If a sphere and paper are dropped from 10 meters and the sphere hit the ground in 1.4 seconds and the paper hit in 2 seconds, why did the impact time in case of the piece of paper change in comparison to the sphere?
A. a=(Wt-R)/m;a=g B. a=(Wt-R)/m;a>g
C. a=(Wt-R);a<g D. a=(Wt-R)/m;a<g
To understand why the impact time in the case of the piece of paper changed in comparison to the sphere, we need to consider the concepts of acceleration, weight, and resistance.
When an object falls, it experiences acceleration due to gravity (denoted as 'g'). The weight ('Wt') of an object is the force exerted on it due to gravity and is calculated as the mass ('m') of the object multiplied by the acceleration due to gravity ('g').
In this case, both the sphere and the paper are dropped from the same height of 10 meters. However, the time taken for the sphere to hit the ground is 1.4 seconds, while it takes 2 seconds for the paper to hit the ground.
The difference in impact time is due to the presence of air resistance acting on the paper.
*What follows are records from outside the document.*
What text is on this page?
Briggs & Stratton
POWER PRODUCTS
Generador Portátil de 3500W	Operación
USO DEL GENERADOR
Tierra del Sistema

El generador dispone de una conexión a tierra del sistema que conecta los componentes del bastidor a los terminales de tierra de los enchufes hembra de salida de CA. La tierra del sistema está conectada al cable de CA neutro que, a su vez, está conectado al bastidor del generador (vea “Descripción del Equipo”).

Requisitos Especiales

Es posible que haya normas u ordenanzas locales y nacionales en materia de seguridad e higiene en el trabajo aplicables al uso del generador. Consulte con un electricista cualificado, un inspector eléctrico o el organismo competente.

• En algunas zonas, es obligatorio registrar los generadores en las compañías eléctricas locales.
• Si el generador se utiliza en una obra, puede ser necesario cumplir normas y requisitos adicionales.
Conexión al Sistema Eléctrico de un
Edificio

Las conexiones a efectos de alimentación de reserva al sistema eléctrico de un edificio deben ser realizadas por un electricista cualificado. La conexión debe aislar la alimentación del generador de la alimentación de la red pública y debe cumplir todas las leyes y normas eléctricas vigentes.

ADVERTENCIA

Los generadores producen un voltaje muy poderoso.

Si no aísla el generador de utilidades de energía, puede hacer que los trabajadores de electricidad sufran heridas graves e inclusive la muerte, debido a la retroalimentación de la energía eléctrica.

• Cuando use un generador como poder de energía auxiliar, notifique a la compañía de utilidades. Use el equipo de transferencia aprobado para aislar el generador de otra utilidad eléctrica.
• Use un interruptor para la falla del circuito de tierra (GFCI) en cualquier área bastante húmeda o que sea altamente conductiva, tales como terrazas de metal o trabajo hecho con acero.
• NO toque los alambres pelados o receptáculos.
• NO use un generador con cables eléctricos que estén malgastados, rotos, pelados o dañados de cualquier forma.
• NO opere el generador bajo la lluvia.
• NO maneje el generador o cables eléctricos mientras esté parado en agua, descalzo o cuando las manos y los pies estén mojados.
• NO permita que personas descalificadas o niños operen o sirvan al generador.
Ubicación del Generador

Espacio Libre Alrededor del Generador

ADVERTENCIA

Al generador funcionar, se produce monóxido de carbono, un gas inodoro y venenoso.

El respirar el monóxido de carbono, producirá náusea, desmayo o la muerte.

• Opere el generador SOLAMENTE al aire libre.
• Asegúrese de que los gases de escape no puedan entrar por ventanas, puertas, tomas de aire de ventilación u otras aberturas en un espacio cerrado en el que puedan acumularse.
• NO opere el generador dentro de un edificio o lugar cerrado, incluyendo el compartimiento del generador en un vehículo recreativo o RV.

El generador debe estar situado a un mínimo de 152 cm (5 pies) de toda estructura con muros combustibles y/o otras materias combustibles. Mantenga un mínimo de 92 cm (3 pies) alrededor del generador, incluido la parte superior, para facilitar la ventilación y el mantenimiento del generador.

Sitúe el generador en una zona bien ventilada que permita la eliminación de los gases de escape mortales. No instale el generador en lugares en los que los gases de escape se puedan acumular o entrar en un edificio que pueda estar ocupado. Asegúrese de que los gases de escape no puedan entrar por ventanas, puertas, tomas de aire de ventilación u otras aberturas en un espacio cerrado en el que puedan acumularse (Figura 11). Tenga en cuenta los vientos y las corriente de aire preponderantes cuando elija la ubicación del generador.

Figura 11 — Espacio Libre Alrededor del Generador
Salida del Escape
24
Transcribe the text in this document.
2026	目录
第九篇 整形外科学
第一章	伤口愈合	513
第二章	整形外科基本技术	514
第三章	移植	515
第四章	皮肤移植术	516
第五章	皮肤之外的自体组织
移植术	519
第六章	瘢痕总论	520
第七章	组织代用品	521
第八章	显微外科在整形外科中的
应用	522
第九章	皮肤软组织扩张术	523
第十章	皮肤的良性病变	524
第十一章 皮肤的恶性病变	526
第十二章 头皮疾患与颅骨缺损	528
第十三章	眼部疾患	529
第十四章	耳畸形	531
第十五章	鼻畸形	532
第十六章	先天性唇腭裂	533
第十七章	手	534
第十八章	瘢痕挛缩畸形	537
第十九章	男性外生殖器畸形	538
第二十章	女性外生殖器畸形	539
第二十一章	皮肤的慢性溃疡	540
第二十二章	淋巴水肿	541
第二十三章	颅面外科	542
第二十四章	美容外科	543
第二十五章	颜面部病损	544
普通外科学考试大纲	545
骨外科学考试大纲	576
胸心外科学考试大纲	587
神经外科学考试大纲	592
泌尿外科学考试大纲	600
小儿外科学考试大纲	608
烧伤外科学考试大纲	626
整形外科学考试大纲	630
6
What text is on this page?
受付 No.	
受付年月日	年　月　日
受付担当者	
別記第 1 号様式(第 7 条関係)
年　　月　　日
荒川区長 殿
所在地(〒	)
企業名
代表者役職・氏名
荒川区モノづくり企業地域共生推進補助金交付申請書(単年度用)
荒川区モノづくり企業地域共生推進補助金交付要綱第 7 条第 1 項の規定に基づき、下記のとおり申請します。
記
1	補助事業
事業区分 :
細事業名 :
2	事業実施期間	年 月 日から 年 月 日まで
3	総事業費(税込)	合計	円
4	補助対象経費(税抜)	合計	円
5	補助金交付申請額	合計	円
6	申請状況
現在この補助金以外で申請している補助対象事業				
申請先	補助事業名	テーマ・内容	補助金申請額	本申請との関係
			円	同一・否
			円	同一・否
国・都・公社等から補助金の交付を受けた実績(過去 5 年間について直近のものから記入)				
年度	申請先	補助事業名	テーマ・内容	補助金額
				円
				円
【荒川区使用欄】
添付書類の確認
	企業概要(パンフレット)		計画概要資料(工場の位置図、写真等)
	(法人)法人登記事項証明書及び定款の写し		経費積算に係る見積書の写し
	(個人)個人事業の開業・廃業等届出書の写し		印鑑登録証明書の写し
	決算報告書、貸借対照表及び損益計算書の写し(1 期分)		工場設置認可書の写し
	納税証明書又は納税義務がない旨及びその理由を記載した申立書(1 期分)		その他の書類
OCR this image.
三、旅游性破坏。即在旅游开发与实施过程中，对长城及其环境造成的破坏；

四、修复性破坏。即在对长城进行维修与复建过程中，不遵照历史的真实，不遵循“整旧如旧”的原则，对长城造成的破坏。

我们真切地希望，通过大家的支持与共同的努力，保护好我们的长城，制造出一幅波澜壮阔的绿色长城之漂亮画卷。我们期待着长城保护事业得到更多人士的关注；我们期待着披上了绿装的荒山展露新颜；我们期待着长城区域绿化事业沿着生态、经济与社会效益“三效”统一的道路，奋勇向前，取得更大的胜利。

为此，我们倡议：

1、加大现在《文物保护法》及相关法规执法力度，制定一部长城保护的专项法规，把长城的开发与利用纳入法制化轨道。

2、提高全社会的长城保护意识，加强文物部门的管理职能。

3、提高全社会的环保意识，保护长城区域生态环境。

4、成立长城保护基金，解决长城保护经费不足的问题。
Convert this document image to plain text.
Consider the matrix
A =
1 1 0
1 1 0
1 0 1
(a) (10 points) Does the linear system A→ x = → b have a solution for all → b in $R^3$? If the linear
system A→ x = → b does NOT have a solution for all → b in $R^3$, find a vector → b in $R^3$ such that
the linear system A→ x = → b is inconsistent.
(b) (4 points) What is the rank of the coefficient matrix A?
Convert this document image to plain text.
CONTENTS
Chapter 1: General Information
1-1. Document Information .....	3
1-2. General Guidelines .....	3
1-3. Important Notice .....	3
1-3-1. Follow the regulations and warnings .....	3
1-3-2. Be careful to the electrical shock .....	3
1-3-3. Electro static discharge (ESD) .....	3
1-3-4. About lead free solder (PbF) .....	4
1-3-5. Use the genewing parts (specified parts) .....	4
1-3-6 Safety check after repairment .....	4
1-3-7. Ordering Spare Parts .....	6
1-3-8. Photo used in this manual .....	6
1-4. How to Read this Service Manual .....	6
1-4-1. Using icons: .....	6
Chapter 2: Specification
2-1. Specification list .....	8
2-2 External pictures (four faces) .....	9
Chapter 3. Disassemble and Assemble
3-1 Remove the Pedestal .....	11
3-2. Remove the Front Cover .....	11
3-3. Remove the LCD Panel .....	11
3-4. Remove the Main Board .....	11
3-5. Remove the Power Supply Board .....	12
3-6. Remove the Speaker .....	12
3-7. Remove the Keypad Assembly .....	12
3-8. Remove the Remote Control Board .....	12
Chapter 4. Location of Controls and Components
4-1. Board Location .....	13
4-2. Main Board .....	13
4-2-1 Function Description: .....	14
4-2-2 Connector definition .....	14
Air resistance is a force that opposes the motion of an object through the air. Unlike the sphere, which is relatively compact and heavy, the paper is lightweight and has a larger surface area, resulting in more air resistance acting on it.
To determine the impact time, we can use the equation:
a = (Wt - R) / m
where 'a' is the acceleration of the falling object, 'Wt' is the weight of the object, 'R' is the resistance or air resistance acting on the object, and 'm' is the mass of the object.
In the case of the paper, the air resistance (R) plays a significant role in reducing the acceleration (a) of the falling object. Therefore, the correct answer is option B:
a = (Wt - R) / m; a > g
This means that the acceleration of the paper is less than the acceleration due to gravity since the air resistance is slowing it down.